Tribune de Thierry Hulot : "Santé publique, prévenir plutôt que guérir"
Cette année plus que jamais, les Rencontres économiques d’Aix-en-Provence sont le lieu pour échanger et identifier tous ensemble des solutions pour surmonter les fractures qui divisent le monde, telles que les inégalités économiques, les tensions géopolitiques et les crises environnementales. C'est ce que nous avons fait lors de la table ronde « Santé publique, prévenir plutôt que guérir», avec Thibault Desmarest -GSK, Sophie Ferreira Le Morvan - April, Maud Mercier - WTW, Signe Riisalo - Ministre de la protection sociale en Estonie, et Pierre-Yves Geoffard – Ecole Economique de Paris et animé par Mireille Winberg – Capital.
La santé ne se résume pas aux soins. Être en bonne santé, c’est d’ailleurs, quelque part, ne pas avoir besoin de soins. Nous militons, en tant qu’entreprises du médicament dont l’ADN est de soigner, pour que la prévention permette de retarder le plus possible la maladie. En France, la prévention ne représente en moyenne que 2 % de la dépense totale de soins (nos voisins britanniques y consacraient déjà 5 % de leur dépense avant le Covid). Pourtant, c’est un pilier fondamental de la santé publique et il concerne directement nos modes de vie, que ce soit dans la sphère privée ou professionnelle.
Cessons de craindre d’investir dans la prévention ! C’est un enjeu sanitaire et économique. Chaque euro placé dans la prévention permet de réaliser des économies considérables sur les dépenses de santé à long-terme. Une étude récente montre que les programmes de vaccination pour adultes ont des bénéfices économiques jusqu'à 19 fois supérieurs à leur investissement initial[1]. Les vaccins contre la COVID-19 ont sauvé au moins 1,4 million de vies dans la Région européenne[2].
Malheureusement, nous avons en France deux freins qui persistent.

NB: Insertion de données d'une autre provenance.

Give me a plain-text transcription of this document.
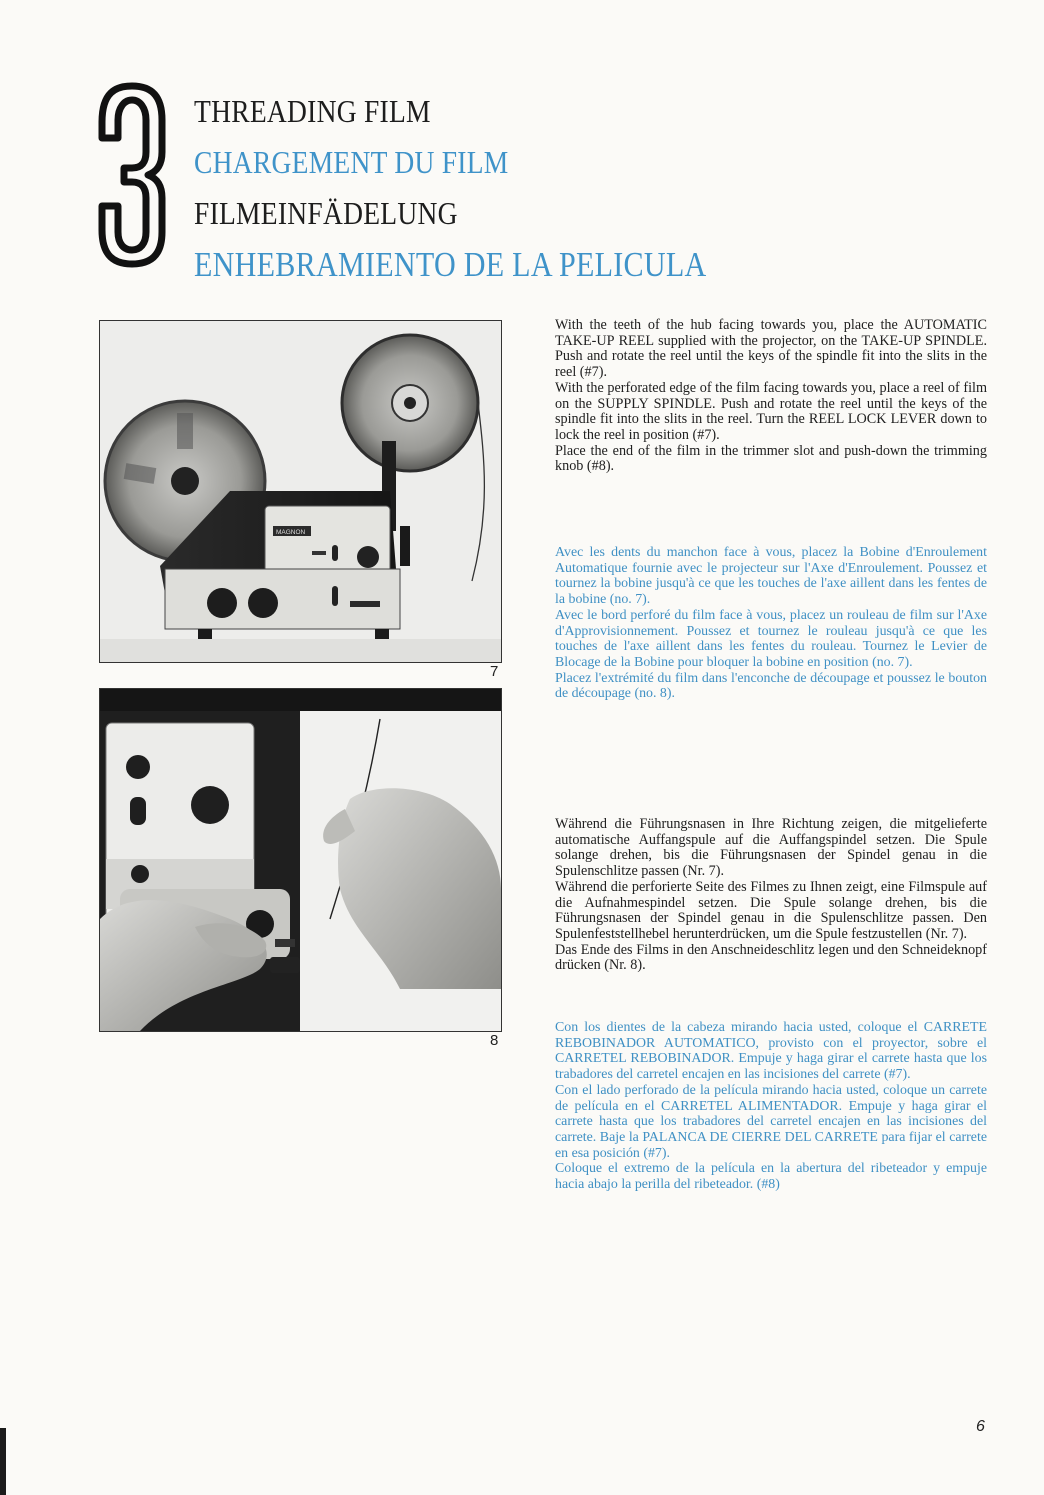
THREADING FILM
CHARGEMENT DU FILM
FILMEINFÄDELUNG
ENHEBRAMIENTO DE LA PELICULA
MAGNON
7
8

With the teeth of the hub facing towards you, place the AUTOMATIC TAKE-UP REEL supplied with the projector, on the TAKE-UP SPINDLE. Push and rotate the reel until the keys of the spindle fit into the slits in the reel (#7).

With the perforated edge of the film facing towards you, place a reel of film on the SUPPLY SPINDLE. Push and rotate the reel until the keys of the spindle fit into the slits in the reel. Turn the REEL LOCK LEVER down to lock the reel in position (#7).

Place the end of the film in the trimmer slot and push-down the trimming knob (#8).

Avec les dents du manchon face à vous, placez la Bobine d'Enroulement Automatique fournie avec le projecteur sur l'Axe d'Enroulement. Poussez et tournez la bobine jusqu'à ce que les touches de l'axe aillent dans les fentes de la bobine (no. 7).

Avec le bord perforé du film face à vous, placez un rouleau de film sur l'Axe d'Approvisionnement. Poussez et tournez le rouleau jusqu'à ce que les touches de l'axe aillent dans les fentes du rouleau. Tournez le Levier de Blocage de la Bobine pour bloquer la bobine en position (no. 7).

Placez l'extrémité du film dans l'enconche de découpage et poussez le bouton de découpage (no. 8).

Während die Führungsnasen in Ihre Richtung zeigen, die mitgelieferte automatische Auffangspule auf die Auffangspindel setzen. Die Spule solange drehen, bis die Führungsnasen der Spindel genau in die Spulenschlitze passen (Nr. 7).

Während die perforierte Seite des Filmes zu Ihnen zeigt, eine Filmspule auf die Aufnahmespindel setzen. Die Spule solange drehen, bis die Führungsnasen der Spindel genau in die Spulenschlitze passen. Den Spulenfeststellhebel herunterdrücken, um die Spule festzustellen (Nr. 7).

Das Ende des Films in den Anschneideschlitz legen und den Schneideknopf drücken (Nr. 8).

Con los dientes de la cabeza mirando hacia usted, coloque el CARRETE REBOBINADOR AUTOMATICO, provisto con el proyector, sobre el CARRETEL REBOBINADOR. Empuje y haga girar el carrete hasta que los trabadores del carretel encajen en las incisiones del carrete (#7).

Con el lado perforado de la película mirando hacia usted, coloque un carrete de película en el CARRETEL ALIMENTADOR. Empuje y haga girar el carrete hasta que los trabadores del carretel encajen en las incisiones del carrete. Baje la PALANCA DE CIERRE DEL CARRETE para fijar el carrete en esa posición (#7).

Coloque el extremo de la película en la abertura del ribeteador y empuje hacia abajo la perilla del ribeteador. (#8)

6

· Le premier, c’est l’absence de culture de la prévention. Un sondage Odoxa pour Ramsay Santé[3] réalisé en 2022 montre que plus de 9 Français sur 10 pensent que la prévention est importante, voire prioritaire, dans la politique santé de leur pays. 6 sur 10 estiment qu’elle est même plus efficace que le soin pour avoir une population en bonne santé. Et pourtant, 67 % des Français ne font pas correctement les dépistages des cancers et des AVC. La proportion de filles nées en 2011 ayant reçu au moins une dose de vaccin anti-HPV était "estimée à 55%" fin 2023 (41 % pour les garçons), alors que l’objectif fixé est de 80 %... Cela souligne l’ampleur de ce que nous avons encore à faire en termes d’éducation et de sensibilisation.
· Le deuxième obstacle est celui du financement. Nous appelons les politiques de demain à intégrer la prévention dans les politiques de santé et à libérer un budget pour la financer. La maladie ne s’arrête pas au 31 décembre, il faut avoir dans la LFSS une part de budget dédié à des actions de santé publique qui auront un impact plus tard… Chaque année, les discussions autour de cette loi se transforment en « comment boucler le budget à court terme » et nous ne mettons pas les fonds nécessaires dans la Prevention. Si nous voulons préserver notre système de santé, une approche pluriannuelle qui intègre vraiment la prévention est plus que jamais indispensable.
Que faisons-nous, entreprises du médicament, pour la prévention ?
- Prévenir c’est innover en mettant au point de nouveaux traitements (dont les vaccins) qui empêchent l’arrivée de la maladie ou sa récidive. Le médicament contribue au parcours de prévention et nous entreprises du médicament sommes mobilisées pour innover. Quelques exemples : entre 2001 et 2020, les vaccins ont permis d'éviter environ 20 millions de décès, 500 millions de cas de maladie et 9 millions de cas d'invalidité de longue durée dans le monde[4]. Le VIH : grâce à des thérapies efficaces, le nombre de décès dus au sida dans le monde a diminué de plus de moitié au cours des 20 dernières années[5].
- Prévenir, c’est s’assurer que le traitement soit suivi jusqu’à son terme (bonne observance) pour prévenir les rechutes. Pour nous entreprises du médicament cela nécessite de lutter contre les pénuries et nous sommes totalement mobilisé sur ce sujet.
- Prévenir, c’est s’assurer que l’on ne prend pas de médicaments qui ne sont pas/plus nécessaires. Nous savons qu’au-delà de 5 molécules prises simultanément, le risque d’interaction médicamenteuse augmente considérablement. Le Leem a donc mené cette année une campagne de sensibilisation d’envergure autour du bon usage sur la polymédication du sujet âgé.
Ayons le courage de mettre la prévention au cœur de notre système de santé. Les entreprises du Médicaments seront au rendez-vous.